Oyó las pisadas de Sasuke en el suelo de madera, notó sus manos calientes en el vientre y que Sasuke la apoyaba contra su cuerpo.
—No puedes huir eternamente, y lo sabes.
Ella se estremeció. Se le entrecortó la respiración. Intentó contener la sensación de placer y se giró. Al verlo tan cerca, al oler su seductor aroma, a jabón, a hombre y a intimidad sexual, se dio cuenta de que Sasuke tenía razón.
—No estoy huyendo. Estoy manteniéndome firme —le respondió—. Resulta que no me gusta que me presionen. Y, hasta ahora, estás siendo demasiado insistente, Uchiha.
El la miró con pasión e intensidad.
—Te equivocas. No estoy siendo insistente, estoy siendo sincero —le dijo, enterrando los dedos en su pelo—. Al contrario que tú.
Luego la besó con avidez. Ella separó los labios sin querer y Sasuke le metió la lengua dentro, poniendo en alerta todas las terminaciones nerviosas de su cuerpo.
Sakura empezó a sentir tanto calor, que supo que pronto perdería el control. Se agarró a los hombros de Sasuke, sintiendo sus fuertes músculos debajo de la camisa, y apartó los labios de los de él.
—Te deseo —murmuró él, acariciándole la espalda—. Vamos a dejar de jugar.
—Eres tú el que está jugando.
—¿Por qué dices eso? —le preguntó Sasuke con voz ronca.
Ella pensó que tal vez no podía minar su confianza, su arrogancia, su convicción de que pronto volvería a tenerla en su cama. Al fin y al cabo, los pezones erguidos la delataban y se sentía tan preparada para recibirlo en su interior que tuvo que apretar los muslos para evitar que le temblasen las rodillas. Y su masculino olor estaba mareándola.
—No estoy preparada para saltar cada vez que tú chasquees los dedos, Sasuke. Quiero que pongamos unas normas.
—¿Qué normas? —preguntó él con incredulidad. Ya no parecía tan tranquilo.
—Regla número uno —anunció Sakura —. Que Sasuke sea el jefe en la sala de juntas no quiere decir que sea el jefe en el dormitorio.
Él la soltó.
—A estas alturas ya deberías saber que juego con mis propias reglas, no con las de los demás —juró entre dientes y se pasó la mano por el pelo—, pero supongo que puedo darte algo más de tiempo para que te des cuenta.

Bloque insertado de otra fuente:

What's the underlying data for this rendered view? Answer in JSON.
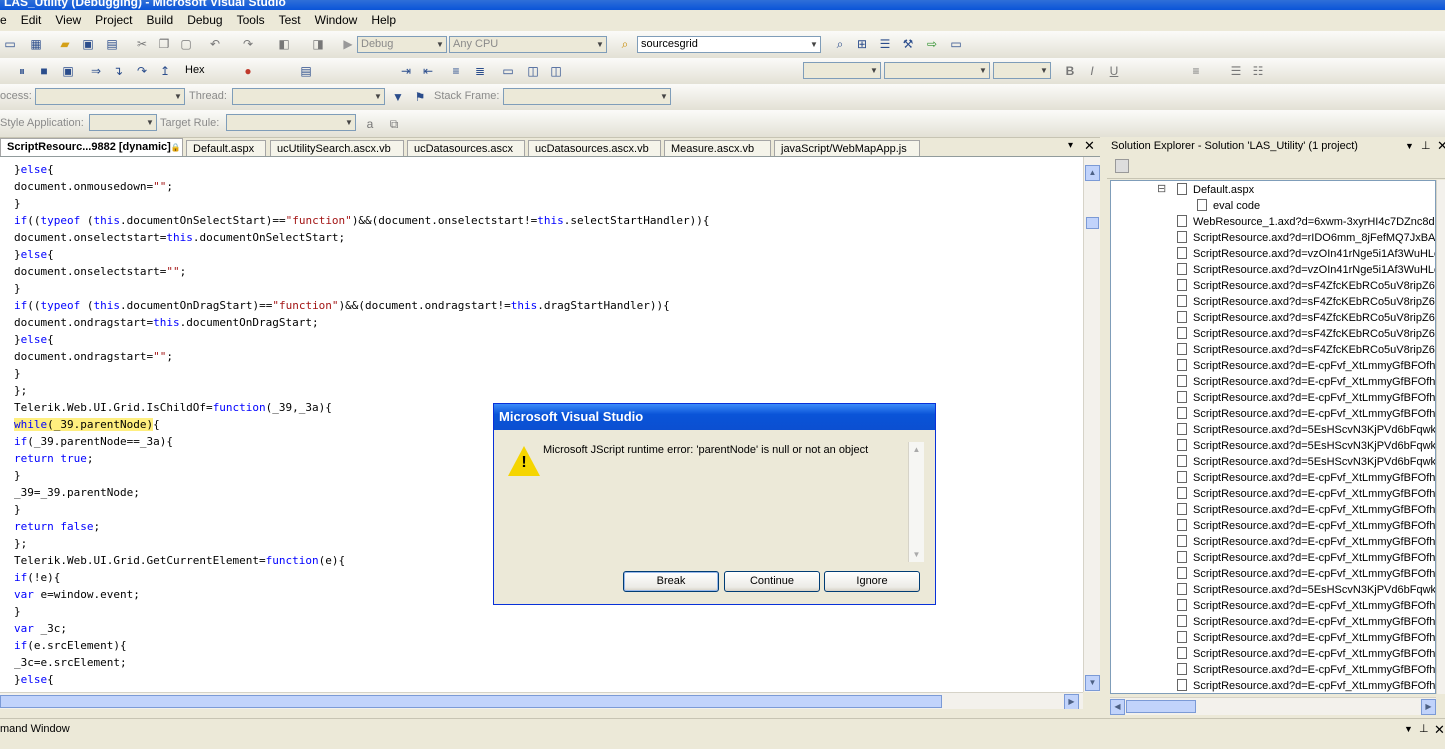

Ella deseó contradecirlo, sentirse ofendida por sus palabras, pero no consiguió articular palabra. Porque sabía que, si Sasuke hubiese insistido un poco, a esas alturas ya habrían estado incumpliendo todas las normas. Y su cuerpo no se habría resistido lo más mínimo.
Sasuke la dejó sola en la terraza y volvió al salón. Al llegar a la puerta, se detuvo, y Sakura se fijó en el bulto de su bragueta.
—Voy a darte algo de tiempo, Sakura, para que te acostumbres a la idea, pero después, pretendo volver a hacerte mía. Y cuando llegue ese momento, no quiero que me rechaces.
Ella se quedó estupefacta y Sasuke tomó su maleta y se metió en la habitación pequeña. ¿Por qué aquella declaración le había parecido más una promesa que una amenaza?